If Boris decides to call for the UK to leave the EU, his chances of succeeding Mr Cameron as Tory party leader could be boosted hugely as many grassroots Conservatives have long wanted to sever our links with Brussels.
Yet the move is not without risk, especially if Britain votes to stay in the Union. And Mr Johnson would be on the same side as both Nigel Farage and George Galloway, whose arrival at a Brexit rally last night prompted a walk-out by supporters.
If Mr Cameron loses the referendum - and polls have given both the In and Out camps the lead in recent weeks - he is sure to face calls to quit as Prime Minister, give how much he has put his personal and political credibility on the line.
For many of the public, the June 23 poll will take place as they are distracted by more popular attractions such as watching the European football championships or the start of the Glastonbury festival.
Around 135,000 Glastonbury revellers may miss out on the chance to cast their ballot in the referendum because there will be no polling station at the festival.
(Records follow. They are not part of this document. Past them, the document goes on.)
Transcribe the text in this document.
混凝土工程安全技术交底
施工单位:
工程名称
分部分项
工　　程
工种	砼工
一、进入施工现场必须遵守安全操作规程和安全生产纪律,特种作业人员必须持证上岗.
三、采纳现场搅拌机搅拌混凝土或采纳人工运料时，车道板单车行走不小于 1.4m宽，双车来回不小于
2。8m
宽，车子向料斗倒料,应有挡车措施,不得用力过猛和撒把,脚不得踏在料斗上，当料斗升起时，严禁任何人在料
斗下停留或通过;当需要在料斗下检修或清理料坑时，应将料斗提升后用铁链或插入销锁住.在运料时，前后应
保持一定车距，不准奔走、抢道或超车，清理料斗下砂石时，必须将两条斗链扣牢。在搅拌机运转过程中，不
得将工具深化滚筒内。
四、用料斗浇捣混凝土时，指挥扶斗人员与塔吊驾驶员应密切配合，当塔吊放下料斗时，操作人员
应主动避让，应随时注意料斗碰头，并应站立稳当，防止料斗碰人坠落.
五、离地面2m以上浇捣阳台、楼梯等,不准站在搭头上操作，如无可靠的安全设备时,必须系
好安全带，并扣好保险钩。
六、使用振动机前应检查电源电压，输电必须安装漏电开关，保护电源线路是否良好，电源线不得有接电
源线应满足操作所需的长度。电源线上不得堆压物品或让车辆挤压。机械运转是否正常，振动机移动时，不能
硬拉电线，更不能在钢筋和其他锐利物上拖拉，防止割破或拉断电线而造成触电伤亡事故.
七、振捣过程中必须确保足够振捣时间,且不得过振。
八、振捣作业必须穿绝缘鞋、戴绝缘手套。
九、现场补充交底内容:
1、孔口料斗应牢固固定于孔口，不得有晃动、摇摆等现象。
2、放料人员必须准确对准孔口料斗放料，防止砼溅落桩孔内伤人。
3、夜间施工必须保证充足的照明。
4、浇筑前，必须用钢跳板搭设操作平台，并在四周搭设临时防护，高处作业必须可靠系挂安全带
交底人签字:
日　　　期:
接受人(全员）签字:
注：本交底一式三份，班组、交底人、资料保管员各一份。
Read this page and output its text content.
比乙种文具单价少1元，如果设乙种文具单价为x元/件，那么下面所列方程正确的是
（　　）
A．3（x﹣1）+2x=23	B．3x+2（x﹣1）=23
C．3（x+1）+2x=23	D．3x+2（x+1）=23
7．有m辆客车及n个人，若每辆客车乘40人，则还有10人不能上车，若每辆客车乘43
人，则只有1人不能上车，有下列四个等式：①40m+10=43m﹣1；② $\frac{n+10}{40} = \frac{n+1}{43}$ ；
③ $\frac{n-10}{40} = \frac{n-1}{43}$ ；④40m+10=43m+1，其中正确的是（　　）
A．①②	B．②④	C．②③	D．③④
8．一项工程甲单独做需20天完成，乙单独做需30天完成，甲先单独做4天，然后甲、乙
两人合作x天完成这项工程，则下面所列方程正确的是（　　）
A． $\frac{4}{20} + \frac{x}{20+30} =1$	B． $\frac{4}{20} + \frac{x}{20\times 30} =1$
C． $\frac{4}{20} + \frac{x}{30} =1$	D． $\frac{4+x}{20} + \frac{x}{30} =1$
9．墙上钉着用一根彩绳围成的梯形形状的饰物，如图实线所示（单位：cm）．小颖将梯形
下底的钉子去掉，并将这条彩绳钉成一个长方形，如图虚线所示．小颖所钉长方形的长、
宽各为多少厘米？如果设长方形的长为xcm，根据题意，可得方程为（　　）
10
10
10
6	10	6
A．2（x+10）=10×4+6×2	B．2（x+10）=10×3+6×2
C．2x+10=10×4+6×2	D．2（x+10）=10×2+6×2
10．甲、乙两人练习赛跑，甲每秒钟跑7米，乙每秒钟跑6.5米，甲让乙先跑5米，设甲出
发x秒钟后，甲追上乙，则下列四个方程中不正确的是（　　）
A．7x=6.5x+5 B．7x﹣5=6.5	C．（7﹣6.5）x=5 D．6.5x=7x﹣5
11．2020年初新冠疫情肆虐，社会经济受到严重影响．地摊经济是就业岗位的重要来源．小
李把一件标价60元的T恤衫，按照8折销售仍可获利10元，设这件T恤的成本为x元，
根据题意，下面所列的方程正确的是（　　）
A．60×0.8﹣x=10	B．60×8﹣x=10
The Electoral Commission has said it would not be legally possible for a polling station to be set-up at Glastonbury for people to vote in person and they will have to vote in their local areas.
In the Euro championships, the group stages will have been completed by Thursday, June 23. England, Wales and Northern Ireland will know by then if they have been forced out of Europe - at least in a footballing sense.